Algorithm (Boosting for regression trees)
Set \(\hat{f}(x) = 0\) and \(r_i= y_i\) for all \(i\) in the training set
For \(b=1,\ldots,B\), repeat:
Fit a tree \(\hat{f}^b\) with \(d\) splits (\(d+1\) treminal nodes) to the training data \((X,r)\)
Update \(\hat{f}\) by adding in a shrunkwn version of the new tree:
\[\begin{equation*} \hat{f}(x) \leftarrow \hat{f}(x) + \lambda \hat{f}^b(x). \end{equation*}\]
- Update the residuals:
\[\begin{equation*} r_i \leftarrow r_i - \lambda \hat{f}^b(x_i). \end{equation*}\]
- Output the boosted model: \[\begin{equation*} \hat{f}(x) = \sum^B_{b=1} \lambda \hat{f}^b(x). \end{equation*}\]
Boosting has \(3\) tuning parameters:
The number of trees \(B\). Large \(B\) can overfit the data. Use cross-validation to select \(B\).
The shrinkage parameter \(\lambda\). It controls the learning rate. Typical values are \(0.01\) or \(0.001\).
The number \(d\) of splits (interaction depth) in each tree. Often \(d=1\) works well, in which case each tree is a stump. This controls the interaction order of the boosted model.
15.3.1 Example
Here we use the function gbm
in the gbm
package to perform boosting.
For regression problems, use
distribution = "gaussian"
.For classification problemsm, use
distribution = "bernoulli"
.
In this example, we use \(5\)-fold CV to pick the optimal number of trees to combine.
library(gbm)
library(ISLR2)
set.seed(3)
boost_fit <- gbm(Salary ~., data = Hitters_train, distribution = "gaussian", n.trees = 5000,
interaction.depth = 3, shrinkage = 0.01, cv.folds = 5)

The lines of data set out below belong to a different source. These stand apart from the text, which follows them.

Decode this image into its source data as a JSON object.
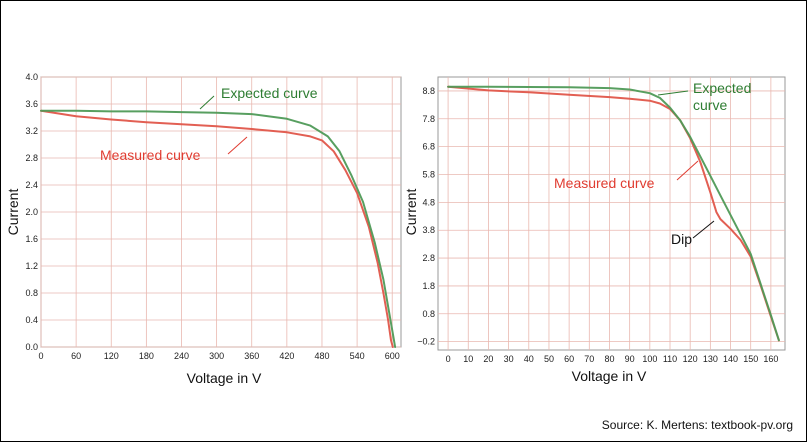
{
  "colors": {
    "expected": "#4f9a57",
    "measured": "#e0564a",
    "grid": "#e9b8b0",
    "plot_bg": "#ffffff",
    "plot_border": "#999999",
    "annotation_green": "#2e7d32",
    "annotation_red": "#e03c31",
    "annotation_black": "#111111"
  },
  "source": "Source: K. Mertens: textbook-pv.org",
  "chart_data": [
    {
      "type": "line",
      "xlabel": "Voltage in V",
      "ylabel": "Current",
      "xlim": [
        0,
        615
      ],
      "ylim": [
        0,
        4.0
      ],
      "xticks": [
        0,
        60,
        120,
        180,
        240,
        300,
        360,
        420,
        480,
        540,
        600
      ],
      "yticks": [
        0.0,
        0.4,
        0.8,
        1.2,
        1.6,
        2.0,
        2.4,
        2.8,
        3.2,
        3.6,
        4.0
      ],
      "ytick_labels": [
        "0.0",
        "0.4",
        "0.8",
        "1.2",
        "1.6",
        "2.0",
        "2.4",
        "2.8",
        "3.2",
        "3.6",
        "4.0"
      ],
      "grid": true,
      "series": [
        {
          "key": "expected",
          "x": [
            0,
            60,
            120,
            180,
            240,
            300,
            360,
            420,
            460,
            490,
            510,
            530,
            550,
            570,
            585,
            595,
            602,
            605
          ],
          "y": [
            3.5,
            3.5,
            3.49,
            3.49,
            3.48,
            3.47,
            3.45,
            3.38,
            3.28,
            3.12,
            2.9,
            2.55,
            2.15,
            1.55,
            1.0,
            0.5,
            0.15,
            0.0
          ]
        },
        {
          "key": "measured",
          "x": [
            0,
            60,
            120,
            180,
            240,
            300,
            360,
            420,
            460,
            480,
            500,
            520,
            540,
            560,
            575,
            585,
            593,
            598,
            601
          ],
          "y": [
            3.5,
            3.42,
            3.37,
            3.33,
            3.3,
            3.27,
            3.23,
            3.18,
            3.12,
            3.06,
            2.9,
            2.62,
            2.28,
            1.78,
            1.25,
            0.8,
            0.4,
            0.1,
            0.0
          ]
        }
      ],
      "annotations": [
        {
          "text": "Expected curve",
          "color_key": "annotation_green"
        },
        {
          "text": "Measured curve",
          "color_key": "annotation_red"
        }
      ]
    },
    {
      "type": "line",
      "xlabel": "Voltage in V",
      "ylabel": "Current",
      "xlim": [
        -5,
        167
      ],
      "ylim": [
        -0.5,
        9.3
      ],
      "xticks": [
        0,
        10,
        20,
        30,
        40,
        50,
        60,
        70,
        80,
        90,
        100,
        110,
        120,
        130,
        140,
        150,
        160
      ],
      "yticks": [
        -0.2,
        0.8,
        1.8,
        2.8,
        3.8,
        4.8,
        5.8,
        6.8,
        7.8,
        8.8
      ],
      "ytick_labels": [
        "−0.2",
        "0.8",
        "1.8",
        "2.8",
        "3.8",
        "4.8",
        "5.8",
        "6.8",
        "7.8",
        "8.8"
      ],
      "grid": true,
      "series": [
        {
          "key": "expected",
          "x": [
            0,
            20,
            40,
            60,
            80,
            90,
            100,
            105,
            110,
            115,
            120,
            125,
            130,
            135,
            140,
            145,
            150,
            155,
            160,
            164
          ],
          "y": [
            8.95,
            8.95,
            8.94,
            8.93,
            8.9,
            8.85,
            8.72,
            8.55,
            8.2,
            7.75,
            7.15,
            6.45,
            5.75,
            5.05,
            4.35,
            3.65,
            2.95,
            1.85,
            0.75,
            -0.15
          ]
        },
        {
          "key": "measured",
          "x": [
            0,
            20,
            40,
            60,
            80,
            90,
            100,
            105,
            110,
            115,
            120,
            125,
            130,
            133,
            135,
            140,
            145,
            150,
            155,
            160,
            164
          ],
          "y": [
            8.95,
            8.82,
            8.75,
            8.66,
            8.58,
            8.52,
            8.45,
            8.35,
            8.15,
            7.75,
            7.1,
            6.25,
            5.15,
            4.45,
            4.2,
            3.85,
            3.45,
            2.85,
            1.8,
            0.7,
            -0.15
          ]
        }
      ],
      "annotations": [
        {
          "text": "Expected",
          "color_key": "annotation_green"
        },
        {
          "text": "curve",
          "color_key": "annotation_green"
        },
        {
          "text": "Measured curve",
          "color_key": "annotation_red"
        },
        {
          "text": "Dip",
          "color_key": "annotation_black"
        }
      ]
    }
  ]
}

Bhat <- gbm.perf(boost_fit) # optimal value
## var rel.inf
## Walks Walks 11.320578
## CRBI CRBI 10.877212
## CHmRun CHmRun 10.297120
## CRuns CRuns 8.237119
## CAtBat CAtBat 7.714124
## CWalks CWalks 7.677176
## RBI RBI 5.678778
## CHits CHits 5.651414
## Assists Assists 4.570534
## PutOuts PutOuts 4.353594
## HmRun HmRun 4.071464
## Runs Runs 3.955627
## Years Years 3.300331
## AtBat AtBat 2.982853
## Hits Hits 2.908079
## Division Division 2.395454
## Errors Errors 2.294263
## League League 1.714280
## NewLeague NewLeague 0.000000
The summary()
function produces a relative influence plot and also outputs the relative influence statistics.
boost_pred <- predict(boost_fit, newdata = Hitters_test, n.trees = Bhat)
mean((Hitters_test$Salary - boost_pred)^2)
## [1] 92857.11
In this particular dataset, random forest performs sligtly better than boosting (with this set of tuning parameters).